These Sensor Materials are Changing How We Monitor Health (The MedTech Download)

Kelly Springs-Kelley
August 25, 2021

Key Takeaways

  • Demand for, and innovation surrounding, sensor technology in healthcare has grown, with innovators related to new materials and methods for measurement.
  • As the use of wearable medical technology continues to grow, neurological disorders have emerged as another category that benefits from these advancements.
  • Philips recent Class 1 recall of several respiratory technologies has left several patients, even months later, without an alternative.

Sensor and Sensitivity: The Materials Changing Medical Measurements

Sensors have long been an important part of healthcare delivery. From heart rate and blood glucose level to body temperature and blood pressure, monitoring vitals provides physicians with the data they need to make healthcare decisions for their patients. And now in the wake of COVID-19, reliable sensors that allow providers to monitor and treat patients remotely has ushered in a new era of demand for accurate and durable sensing technologies.

And as in any field, when there is demand, innovators will no doubt be there to provide solutions. An article published by Medical Device Network explores a few of the most recent needs and methods related to sensor technology. Some listed include a facemask sensor to detect COVID-19, railway monitoring fiber optics that have been repurposed for use in the human body, and more.

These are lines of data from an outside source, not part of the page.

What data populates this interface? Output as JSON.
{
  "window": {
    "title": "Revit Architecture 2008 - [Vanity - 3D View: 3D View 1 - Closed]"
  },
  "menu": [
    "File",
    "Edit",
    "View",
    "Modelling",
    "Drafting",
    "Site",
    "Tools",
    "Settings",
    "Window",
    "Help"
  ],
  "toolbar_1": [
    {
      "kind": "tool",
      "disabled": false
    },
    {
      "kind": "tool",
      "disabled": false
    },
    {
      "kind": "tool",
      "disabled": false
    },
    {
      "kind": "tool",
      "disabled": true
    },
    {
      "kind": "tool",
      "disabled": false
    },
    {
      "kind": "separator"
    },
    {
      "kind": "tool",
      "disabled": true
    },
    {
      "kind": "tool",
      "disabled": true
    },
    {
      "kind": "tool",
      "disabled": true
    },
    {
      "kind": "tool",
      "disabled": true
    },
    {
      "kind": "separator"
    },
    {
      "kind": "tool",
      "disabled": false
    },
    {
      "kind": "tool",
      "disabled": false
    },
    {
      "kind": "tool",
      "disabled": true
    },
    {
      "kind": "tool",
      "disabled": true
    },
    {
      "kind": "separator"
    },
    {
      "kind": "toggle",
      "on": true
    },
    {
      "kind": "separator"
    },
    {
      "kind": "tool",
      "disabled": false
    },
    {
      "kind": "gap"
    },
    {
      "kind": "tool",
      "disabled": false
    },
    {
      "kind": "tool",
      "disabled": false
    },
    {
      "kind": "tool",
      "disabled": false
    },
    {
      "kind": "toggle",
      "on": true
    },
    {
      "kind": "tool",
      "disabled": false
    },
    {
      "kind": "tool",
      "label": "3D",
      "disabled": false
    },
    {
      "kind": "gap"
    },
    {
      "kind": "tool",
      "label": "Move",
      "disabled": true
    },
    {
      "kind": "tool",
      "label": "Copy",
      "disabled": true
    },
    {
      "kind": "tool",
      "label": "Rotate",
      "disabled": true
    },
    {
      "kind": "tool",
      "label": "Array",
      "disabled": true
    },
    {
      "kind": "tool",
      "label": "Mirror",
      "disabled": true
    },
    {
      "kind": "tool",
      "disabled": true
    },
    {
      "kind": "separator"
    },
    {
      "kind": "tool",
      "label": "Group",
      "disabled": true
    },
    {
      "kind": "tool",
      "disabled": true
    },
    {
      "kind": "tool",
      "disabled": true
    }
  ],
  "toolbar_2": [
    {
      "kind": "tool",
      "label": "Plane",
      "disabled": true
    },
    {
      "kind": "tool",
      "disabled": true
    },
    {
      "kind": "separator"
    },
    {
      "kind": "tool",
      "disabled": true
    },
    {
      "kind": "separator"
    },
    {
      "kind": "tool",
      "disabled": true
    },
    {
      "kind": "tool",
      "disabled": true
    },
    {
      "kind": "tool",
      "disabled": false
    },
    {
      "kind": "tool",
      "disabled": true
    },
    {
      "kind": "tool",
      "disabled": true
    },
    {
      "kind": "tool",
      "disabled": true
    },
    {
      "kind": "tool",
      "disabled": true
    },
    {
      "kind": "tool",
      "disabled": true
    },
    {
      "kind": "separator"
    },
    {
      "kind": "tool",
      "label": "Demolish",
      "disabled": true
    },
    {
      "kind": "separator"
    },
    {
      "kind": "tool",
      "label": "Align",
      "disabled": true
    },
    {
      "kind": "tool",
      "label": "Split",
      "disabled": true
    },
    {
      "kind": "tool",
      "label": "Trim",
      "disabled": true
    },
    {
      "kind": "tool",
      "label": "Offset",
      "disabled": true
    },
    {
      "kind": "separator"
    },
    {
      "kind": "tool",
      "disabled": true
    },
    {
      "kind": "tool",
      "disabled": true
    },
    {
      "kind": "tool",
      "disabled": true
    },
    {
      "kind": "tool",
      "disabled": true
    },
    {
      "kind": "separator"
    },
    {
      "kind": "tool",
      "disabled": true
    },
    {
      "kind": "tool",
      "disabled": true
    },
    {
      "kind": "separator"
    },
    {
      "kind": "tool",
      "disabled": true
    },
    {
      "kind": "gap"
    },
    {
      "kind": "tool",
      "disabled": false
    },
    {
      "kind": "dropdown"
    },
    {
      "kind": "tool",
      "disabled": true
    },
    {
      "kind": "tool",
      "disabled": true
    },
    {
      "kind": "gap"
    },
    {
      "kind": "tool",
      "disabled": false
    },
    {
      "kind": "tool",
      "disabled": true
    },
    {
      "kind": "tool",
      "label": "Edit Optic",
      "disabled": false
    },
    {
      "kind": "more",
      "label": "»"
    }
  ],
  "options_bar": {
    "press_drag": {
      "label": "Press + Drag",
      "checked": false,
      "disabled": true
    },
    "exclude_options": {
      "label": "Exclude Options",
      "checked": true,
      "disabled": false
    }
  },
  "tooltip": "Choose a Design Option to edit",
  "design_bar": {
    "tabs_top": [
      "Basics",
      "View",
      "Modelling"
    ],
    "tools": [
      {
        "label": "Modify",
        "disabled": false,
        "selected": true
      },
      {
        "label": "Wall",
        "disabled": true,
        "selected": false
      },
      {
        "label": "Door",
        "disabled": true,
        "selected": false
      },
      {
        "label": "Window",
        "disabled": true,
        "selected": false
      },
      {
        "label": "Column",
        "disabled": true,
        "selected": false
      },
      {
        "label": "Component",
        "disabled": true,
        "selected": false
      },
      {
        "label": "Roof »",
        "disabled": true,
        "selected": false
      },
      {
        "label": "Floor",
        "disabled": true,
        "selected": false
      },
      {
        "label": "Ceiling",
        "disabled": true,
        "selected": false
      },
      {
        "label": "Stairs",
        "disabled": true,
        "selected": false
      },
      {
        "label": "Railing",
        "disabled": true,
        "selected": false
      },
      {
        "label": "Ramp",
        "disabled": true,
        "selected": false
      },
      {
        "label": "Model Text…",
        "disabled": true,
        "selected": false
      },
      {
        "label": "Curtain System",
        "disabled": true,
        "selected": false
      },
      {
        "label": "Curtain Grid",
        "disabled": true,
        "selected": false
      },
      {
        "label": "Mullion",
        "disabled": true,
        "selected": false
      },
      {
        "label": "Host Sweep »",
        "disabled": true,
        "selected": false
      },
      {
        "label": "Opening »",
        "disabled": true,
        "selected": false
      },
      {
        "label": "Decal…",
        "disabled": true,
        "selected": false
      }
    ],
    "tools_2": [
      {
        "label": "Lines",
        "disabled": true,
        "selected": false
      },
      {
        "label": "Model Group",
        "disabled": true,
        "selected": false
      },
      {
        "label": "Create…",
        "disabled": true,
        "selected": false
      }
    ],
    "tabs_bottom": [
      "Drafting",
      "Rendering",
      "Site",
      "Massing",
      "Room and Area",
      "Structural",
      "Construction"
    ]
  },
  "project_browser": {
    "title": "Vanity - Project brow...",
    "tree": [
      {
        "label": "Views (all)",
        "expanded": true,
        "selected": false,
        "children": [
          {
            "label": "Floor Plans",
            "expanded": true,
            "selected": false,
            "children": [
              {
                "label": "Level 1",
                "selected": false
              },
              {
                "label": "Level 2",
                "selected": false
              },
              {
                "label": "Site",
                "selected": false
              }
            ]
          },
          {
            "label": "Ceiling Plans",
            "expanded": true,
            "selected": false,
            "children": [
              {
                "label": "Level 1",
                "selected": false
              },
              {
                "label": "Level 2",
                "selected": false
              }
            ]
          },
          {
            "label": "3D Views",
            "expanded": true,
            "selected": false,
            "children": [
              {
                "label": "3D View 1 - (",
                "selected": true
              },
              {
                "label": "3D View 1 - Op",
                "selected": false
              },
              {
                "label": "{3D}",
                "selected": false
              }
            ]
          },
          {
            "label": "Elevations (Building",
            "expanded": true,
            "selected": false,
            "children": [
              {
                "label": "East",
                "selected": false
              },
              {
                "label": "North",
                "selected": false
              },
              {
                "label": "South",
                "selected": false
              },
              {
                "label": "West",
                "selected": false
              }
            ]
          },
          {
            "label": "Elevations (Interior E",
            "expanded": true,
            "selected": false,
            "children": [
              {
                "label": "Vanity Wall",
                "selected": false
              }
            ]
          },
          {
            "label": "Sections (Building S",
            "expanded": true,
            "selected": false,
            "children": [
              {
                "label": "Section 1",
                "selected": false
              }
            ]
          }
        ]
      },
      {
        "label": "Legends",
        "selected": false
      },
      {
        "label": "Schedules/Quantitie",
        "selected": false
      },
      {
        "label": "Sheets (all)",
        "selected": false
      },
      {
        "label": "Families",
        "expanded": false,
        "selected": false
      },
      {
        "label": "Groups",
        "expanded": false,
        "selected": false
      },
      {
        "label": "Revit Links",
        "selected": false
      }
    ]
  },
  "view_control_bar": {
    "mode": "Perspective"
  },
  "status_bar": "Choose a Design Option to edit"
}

You can read the full article here.

Low-Cost Nanobodies from Alpacas are Highly Potent Inhibitors of SARS-CoV-2

For the first few months of the pandemic, the medical world was not equipped to effectively treat COVID-19 patients. As we scrambled to get a grasp on identifying effective therapies, many potential treatments came and went, most memorably hydroxychloroquine, which was soon found not to be effective in treating patients infected with the virus. Now, we have vaccines, which as we all know help our bodies to produce antibodies to fight the virus, and are by far the most effective way to reduce severe disease.

Yet, there are patients who are unable to receive the vaccine due to age, health status, or choice, so healthcare providers still need tools to combat the virus in infected people. Researchers in Germany have used alpacas to engineer mini-antibodies, called nanobodies, against SARS-CoV-2. The article explains that “the team’s nanobodies are stable up to 95 degrees Celsius (203 F) and are cheaper and less complex to produce than conventional antibodies. So far, the nanobodies have shown impressive efficacy against the virus and its variants in the lab.”

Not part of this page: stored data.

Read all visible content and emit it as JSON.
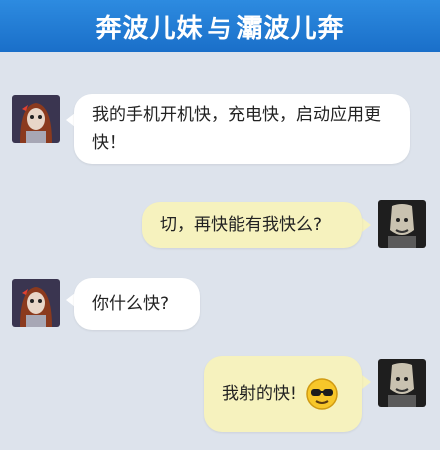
{
  "title": {
    "left": "奔波儿妹",
    "mid": "与",
    "right": "灞波儿奔"
  },
  "messages": [
    {
      "side": "left",
      "text": "我的手机开机快，充电快，启动应用更快！"
    },
    {
      "side": "right",
      "text": "切，再快能有我快么?"
    },
    {
      "side": "left",
      "text": "你什么快?"
    },
    {
      "side": "right",
      "text": "我射的快!",
      "emoji": "cool-sunglasses-emoji"
    }
  ],
  "colors": {
    "header": "#1a6fc9",
    "background": "#dde3ec",
    "left_bubble": "#ffffff",
    "right_bubble": "#f6f2be"
  }
}
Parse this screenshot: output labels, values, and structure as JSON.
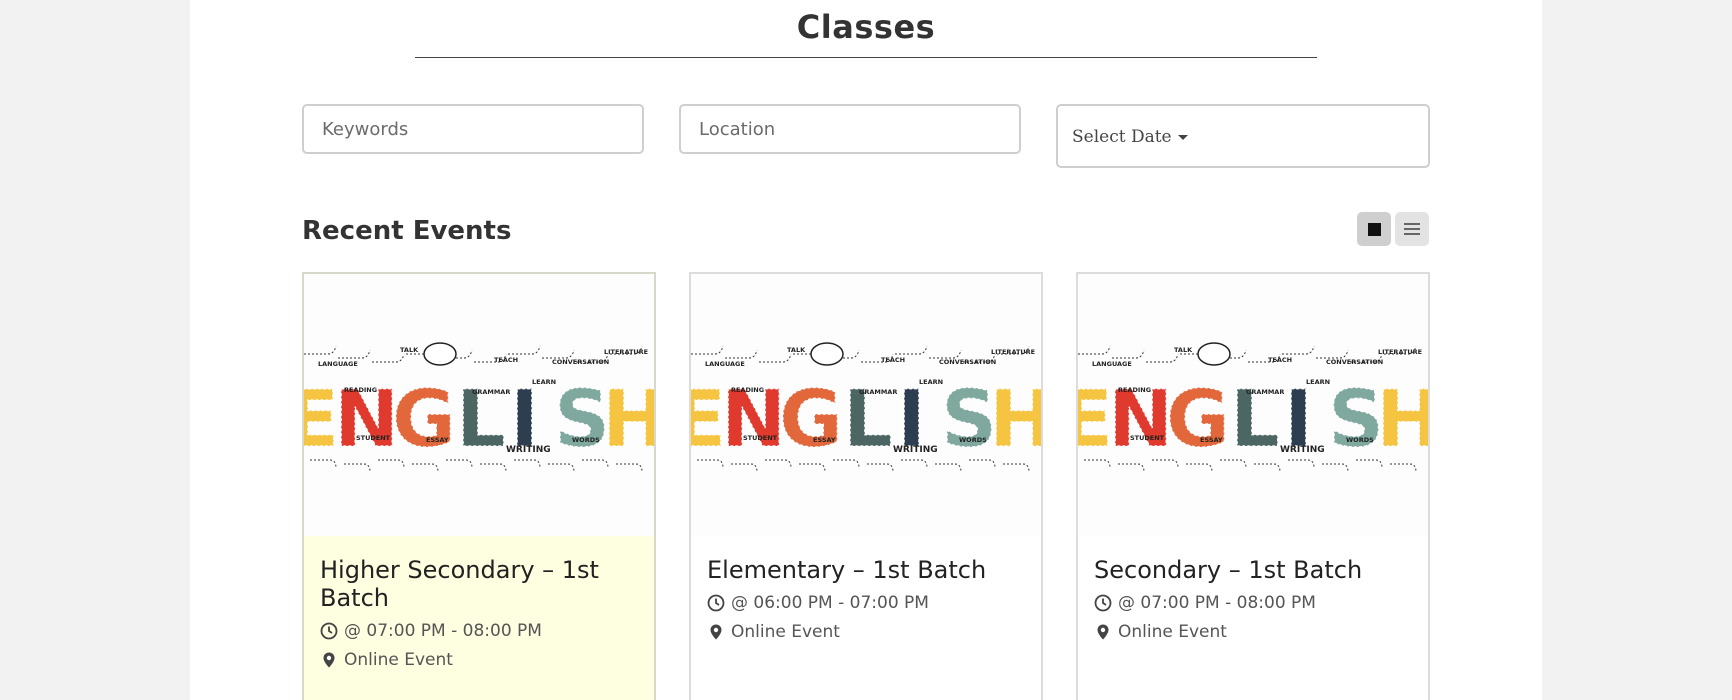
{
  "page": {
    "title": "Classes"
  },
  "filters": {
    "keywords_placeholder": "Keywords",
    "location_placeholder": "Location",
    "date_label": "Select Date"
  },
  "section": {
    "title": "Recent Events"
  },
  "view_toggle": {
    "active": "grid",
    "grid_icon": "grid-view-icon",
    "list_icon": "list-view-icon"
  },
  "image": {
    "word": "ENGLISH",
    "labels": [
      "TALK",
      "TEACH",
      "LITERATURE",
      "LANGUAGE",
      "CONVERSATION",
      "STUDENT",
      "ESSAY",
      "WRITING",
      "WORDS",
      "GRAMMAR",
      "LEARN",
      "READING"
    ],
    "letter_colors": [
      "#f5c542",
      "#e03a2f",
      "#e2683c",
      "#4b6663",
      "#2c3e50",
      "#7fa89f",
      "#f5c542"
    ]
  },
  "events": [
    {
      "title": "Higher Secondary – 1st Batch",
      "time": "@ 07:00 PM - 08:00 PM",
      "location": "Online Event"
    },
    {
      "title": "Elementary – 1st Batch",
      "time": "@ 06:00 PM - 07:00 PM",
      "location": "Online Event"
    },
    {
      "title": "Secondary – 1st Batch",
      "time": "@ 07:00 PM - 08:00 PM",
      "location": "Online Event"
    }
  ]
}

The Prevalence of Neurological Disorders Pushes Scope of Wearable Medical Devices

One of the largest growing categories in medical devices is wearable technology. Earlier this year, it was reported that, despite an earnings downturn for medical devices due to the pandemic, wearable diabetes technology seemed to be immune to the dip, with companies, including Dexcom, Abbott, and Insulet, announcing increases in sales. Since then, investment in wearable medical devices has continued to increase, as consumers with and without chronic illness continue to show interest in health monitoring.

But as most of the conversation in medical health monitoring and wearables surrounds fitness, diabetes, and cardiovascular conditions, one area in which wearables are growing is in relation to neurological disorders. As an article in MedTech Intelligence points out, “the need for equipment that monitor neurological conditions or help in the early detection or diagnosis of these diseases is greater than ever. WHO has estimated the worldwide occurrence of neurological health problems could reach nearly 103 million by 2030.”

A Recall of Philips Respiratory Devices has Left Users Stranded

For many patients, medical technology keeps them alive. For those who rely on ventilators, CPAPs, and BiPAPs to breathe, the thought of not having access to these machines is terrifying. As Ingrid Tischer points out in an article in The Verge, “(faulty) respiratory equipment is not like a car that’s faulty,” says Tischer. “You can stop driving the car, but you can’t just postpone breathing.”

Relying completely on technology leaves people tremendously vulnerable, which is why Philips’ recent Class 1 recall of those very same respiratory devices has left millions of patients in a difficult situation. What’s worse, is that a month later, many patients still do not have a resolution. Many are forced to continue to use these devices, which carry with them ​​a reasonable probability that use “will cause serious adverse health consequences or death.”